2003Jリーグナビスコカップ Bグループ第1節
横浜F・マリノス×FC東京
(東京・横浜国際総合競技場)
天候:晴れ、中風、気温:12.3度、湿度:31%
観衆:17,115人、15時01分キックオフ

横浜FM FC東京
1 前半 1 前半 0 0
後半 0 後半 0
44分:マルキーニョス
 

「リリーフから先発へ」

 サッカーではなかなか上手いたとえがないのだが、野球ならば、こんな任務の変化を思い浮かべればわかりやすいのではないか。
 横浜FM新監督、岡田武史氏の仕事が、氏がこれまで経験してきた「リリーフ役」から「先発型」へと大きな変化を遂げたことは、新生マリノスを占う上で重要な要素となり得るものであり、同時に自身の指導者としての真価を問われる転機ともなるだろう。
 フランスW杯アジア予選のどん底で、歯を食いしばっていた日本代表は、中央アジアでカザフスタンにロスタイムに引き分けにされ、ここで加茂周監督に代わって、いわば、リリーフ役としてコーチであった岡田氏が「監督」となった。この場合のリリーフは「火消し」ではなく、むしろ「点火的」な役割がより重視され、ただの一度も監督経験が無かったにもかかわらず、最終戦までこぎつけ、最後にはW杯切符を手にすることになった。
 札幌では、J2から、これは誰のリリーフというのではなくて、状況に対する、リリーフだったといえる。昇格を狙って一度は失敗、北海道で育て、愛されたチームには、潤沢な資金があったわけでなく、もちろん、天候による根本的な不利は選手とともに対峙しなければならない困難でもあった。
 簿記資格を活かしてチームの財政再建でもリリーフ役を買って出た。無駄、無理を徹底的に排除したクラブ経営を引き継いだ結果、黒字クラブにまで転じて、昇格し、「戦えるチームができた」と、昨年札幌を後にしている。

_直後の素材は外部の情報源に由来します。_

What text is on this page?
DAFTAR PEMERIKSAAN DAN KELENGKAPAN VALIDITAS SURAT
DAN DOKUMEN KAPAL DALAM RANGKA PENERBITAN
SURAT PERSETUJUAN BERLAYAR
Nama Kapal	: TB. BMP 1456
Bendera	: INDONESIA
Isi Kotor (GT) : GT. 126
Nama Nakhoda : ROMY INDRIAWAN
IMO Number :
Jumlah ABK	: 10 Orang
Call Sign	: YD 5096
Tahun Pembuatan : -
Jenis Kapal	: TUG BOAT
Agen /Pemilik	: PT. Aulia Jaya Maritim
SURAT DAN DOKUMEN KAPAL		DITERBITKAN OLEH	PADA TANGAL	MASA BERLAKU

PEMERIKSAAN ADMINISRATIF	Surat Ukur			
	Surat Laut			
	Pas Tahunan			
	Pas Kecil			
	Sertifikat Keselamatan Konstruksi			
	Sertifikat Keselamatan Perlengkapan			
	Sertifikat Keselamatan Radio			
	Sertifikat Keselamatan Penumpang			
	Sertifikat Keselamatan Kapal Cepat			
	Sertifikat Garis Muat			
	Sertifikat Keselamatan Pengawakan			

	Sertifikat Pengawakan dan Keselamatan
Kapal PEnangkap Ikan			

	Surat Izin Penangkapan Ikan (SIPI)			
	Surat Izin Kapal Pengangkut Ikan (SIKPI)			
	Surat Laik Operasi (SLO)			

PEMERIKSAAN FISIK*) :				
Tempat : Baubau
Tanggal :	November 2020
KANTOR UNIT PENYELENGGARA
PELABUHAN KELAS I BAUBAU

 これまでの監督の仕事の多くが、こうした、前任者や過去の状況と対面しながらの改革であったことに対して、今年からのキャリアは、選手個々の実力と戦力、経営と、サポーター、人気と3拍子が揃った名門クラブでの、いわば言い分けの一切できない、アドバンテージだけの中でスタートしたことになる。
 マリノスのフロントはこの日の試合後、「勝利したことが収穫だった。一方では、キャンプからの監督のサッカーや考えといったものが、この試合にそれほど濃く現われていなかった面もある。もちろん、現時点での結論など求めておらず、今後開幕、シーズン中と右上がりで行くだろう」と、収穫、課題、両方をあげた。

 監督は会見で、守備から攻撃への流れをよりよくするために採用したシステム、原則4バックの3バック転換が機能不完全だったこと、攻撃では2トップのみの展開に終始し、3枚目が絡まなかった単調さを課題にした。
「今日は、今週の雨(悪天候)や疲労もあったのか、身体が非常に重かった。私も納得がいっていない部分はある。DFに関しては良く耐えたが、攻撃は正直もう少しボールを支配できると思っていた。最後までボールに向かって行こうという意志は評価するし、苦手と言われるFC東京に勝ったことは良かったと思う」と憮然とした表情のまま答え、席を蹴るかのような勢いでロッカーまで行ってしまった。
 監督キャリアでは、初さい配のゲーム3度目(代表、J2札幌)にして、初めて勝利を手にしたことになるが、それも「関係ない」と、とりつくしまもなかった。憮然としていた理由は、試合内容を見ていれば一目瞭然で、わからないこともない。一方ではあれほど憮然としなければならないほど、自分の読みと、ピッチ、あるいはスタッフとの連携が大きく食い違っていたことを、公に表現していることにもなる。過去2回の「初さい配」をともに取材しているが、初勝利という結果を手にした今回がもっとも厳しいスタートに感じられたのは、リリーフから先発に、火事場の馬鹿力から平時の力を試されることになった、監督の立場の変化に理由があったのだと試合後気が付いた。

 正直な監督は、そうした無意識の戸惑いを隠せなかったのかもしれない。ウズベキスタン戦から6年目、数多の困難を乗り越えてきた「ピンチの岡田監督」が、どんなさい配を見せるのか。メディア、サポーターのみならず、何より選手が「平時の岡田監督」を注意深くうかがっている、そんなムードが見え隠れする初戦であった。